1.- Defendía el otro día, en esta columna, la vida de un pollo cantarín que vive en una azotea de la Rambla; y abogaba porque no se lo comieran en Navidad los negros a cuyo cargo está. Un señor octogenario, vecino de la zona, me escribe un correctísimo y desesperado e-mail para advertirme de que no crea en aves preñadas, por decirlo de alguna manera. Resulta que el gallo de marras, que canta a destiempo, dado el destartalamiento de su habitáculo y la oscuridad y claridad que recibe, umbrías y luces mitigados por las rendijas de su aposento, tiene alterados a los vecinos. Sobre todo a los ciudadanos que, como este señor, han llegado felizmente a una edad provecta y tienen frágil el dormir. Porque si el gallo cantara al amanecer, como todos los gallos desde , y aún antes, pues vale. Pero es que el animal anda no poco desorientado y alza el cogote a cualquier hora del día y de la noche y pega a emitir sonidos que sólo él -y los negros a su cargo- entienden. La cosa ocurre en un edificio abandonado de la Rambla, creo que en el número 44, en donde se encontraba la clínica del doctor Juanito Bethencourt, de tan grato recuerdo para mí. Me cuenta el señor de la carta que por los contornos pulula -y seguramente habita- una señora trastornada que coloca pasquines en las paredes con la siguiente leyenda: "No se coman a los animales, que son nuestros hermanos". No sé si es la misma loca que echa de comer a las ratas en una alcantarilla de la calle Benavides y que explica a los viandantes que quieren escucharla que el fin del mundo está próximo -el mago siempre alude a la fecha como "la" fin del mundo- y que los roedores nos salvarán del caos. ¡Dios mío, cómo anda Santa Cruz!

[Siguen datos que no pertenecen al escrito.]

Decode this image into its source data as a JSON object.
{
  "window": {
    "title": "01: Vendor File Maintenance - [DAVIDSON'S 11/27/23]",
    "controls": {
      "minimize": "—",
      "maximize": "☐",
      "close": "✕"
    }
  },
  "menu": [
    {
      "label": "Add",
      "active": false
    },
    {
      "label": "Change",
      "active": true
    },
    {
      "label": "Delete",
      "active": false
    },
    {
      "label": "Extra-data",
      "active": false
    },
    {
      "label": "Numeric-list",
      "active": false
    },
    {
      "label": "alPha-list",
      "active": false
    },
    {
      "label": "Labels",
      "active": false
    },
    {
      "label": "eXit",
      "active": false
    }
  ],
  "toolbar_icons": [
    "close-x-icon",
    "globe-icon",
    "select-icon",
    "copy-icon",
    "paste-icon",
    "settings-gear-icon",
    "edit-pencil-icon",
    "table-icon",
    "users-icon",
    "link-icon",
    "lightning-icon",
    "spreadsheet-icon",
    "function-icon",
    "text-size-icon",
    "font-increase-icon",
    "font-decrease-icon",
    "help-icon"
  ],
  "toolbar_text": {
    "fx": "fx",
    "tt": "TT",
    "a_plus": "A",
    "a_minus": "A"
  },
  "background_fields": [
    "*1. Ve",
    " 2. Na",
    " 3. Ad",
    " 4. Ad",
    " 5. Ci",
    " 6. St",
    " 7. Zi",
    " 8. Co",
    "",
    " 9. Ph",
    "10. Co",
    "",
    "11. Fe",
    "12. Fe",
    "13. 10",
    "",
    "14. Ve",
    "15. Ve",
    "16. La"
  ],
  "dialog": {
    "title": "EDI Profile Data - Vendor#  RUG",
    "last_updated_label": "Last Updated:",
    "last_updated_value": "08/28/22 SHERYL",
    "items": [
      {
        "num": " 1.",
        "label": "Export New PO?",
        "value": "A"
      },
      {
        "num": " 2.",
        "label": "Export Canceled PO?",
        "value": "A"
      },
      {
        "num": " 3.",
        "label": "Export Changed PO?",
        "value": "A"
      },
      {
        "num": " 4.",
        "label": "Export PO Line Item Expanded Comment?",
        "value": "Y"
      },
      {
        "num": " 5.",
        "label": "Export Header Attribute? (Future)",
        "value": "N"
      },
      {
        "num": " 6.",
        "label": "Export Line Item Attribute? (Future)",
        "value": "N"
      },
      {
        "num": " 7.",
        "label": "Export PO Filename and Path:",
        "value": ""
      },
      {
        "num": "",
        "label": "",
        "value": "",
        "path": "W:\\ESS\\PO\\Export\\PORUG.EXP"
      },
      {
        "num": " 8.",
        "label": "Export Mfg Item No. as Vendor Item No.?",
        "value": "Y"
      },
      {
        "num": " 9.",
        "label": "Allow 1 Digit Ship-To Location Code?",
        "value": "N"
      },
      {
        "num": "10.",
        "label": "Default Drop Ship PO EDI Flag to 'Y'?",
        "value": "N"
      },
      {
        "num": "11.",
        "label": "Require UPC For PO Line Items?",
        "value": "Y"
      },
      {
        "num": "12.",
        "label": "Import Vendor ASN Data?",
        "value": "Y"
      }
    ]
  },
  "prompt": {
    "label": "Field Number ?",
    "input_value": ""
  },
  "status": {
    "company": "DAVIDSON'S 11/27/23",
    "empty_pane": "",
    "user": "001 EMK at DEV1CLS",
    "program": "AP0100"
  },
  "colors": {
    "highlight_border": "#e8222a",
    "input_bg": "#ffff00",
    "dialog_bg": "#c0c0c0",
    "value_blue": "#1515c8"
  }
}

2.- Volviendo al asunto del ave de corral, el gallo, como recibe luz parcial, tiene el coco pa´llá. Y canta a las cuatro de la madrugada y deja sentados en sus camas a mi octogenario comunicante y a un centenar más de habitantes de la Rambla con el sueño frágil. Dicen que el aposento del gallo es un poema: sucio, dando mal olor y conviviendo el animal con perros, gatos y gallinas. Y moscas, muchas moscas. Hombre, ya la cosa cambia. Yo había escrito un artículo bucólico, lírico, sobre el gallo incrustado en Santa Cruz como una reminiscencia aviar de lo que fue la ciudad, que tenía tanto de campo en el antiguo Paseo de los Coches, luego entregado su nombre al general y ahora, por mor de la correspondiente zerolada, desmilitarizada, vieja y entrañable Rambla. Pero, claro, un gallo que picotea en los restos de un síndrome de Diógenes es otra cosa. Porque yo entre la inquietud y la salud de los vecinos y la vida del gallo no sé ahora qué decir y se me da que el animal, más temprano o más tarde, acabará en la olla exprés.

3.- Por lo tanto, animo al sargento de guardia de la Policía Local, a la UNIPOL, a los Geos, a los artificieros de la Policía Nacional y a los laceros municipales, gente muy entrenada toda ella, a que consigan la correspondiente autorización y salgan a la caza del gallo que canta a deshora. Podrían rescatarlo del mal ambiente y enviarlo a un refugio de animales, o quizá soltarlo en Anaga, con sus gallinas, para su solaz, en paraje más bucólico, limpio y exento de colchones viejos, cajas de cartón y otros desperdicios que conforman hoy su hábitat. Esta aventura aviar me está quitando no poco tiempo y produciéndome una extraña desazón, impropia de la alegría de estas fiestas. Así que daré por zanjada la cuestión, esperando haber estado a la altura de lo solicitado por mi amable comunicante, que se confiesa muy lector de esta modesta sección, que a veces me trae no pocos quebraderos de cabeza. O mamaderas de gallo, en este caso.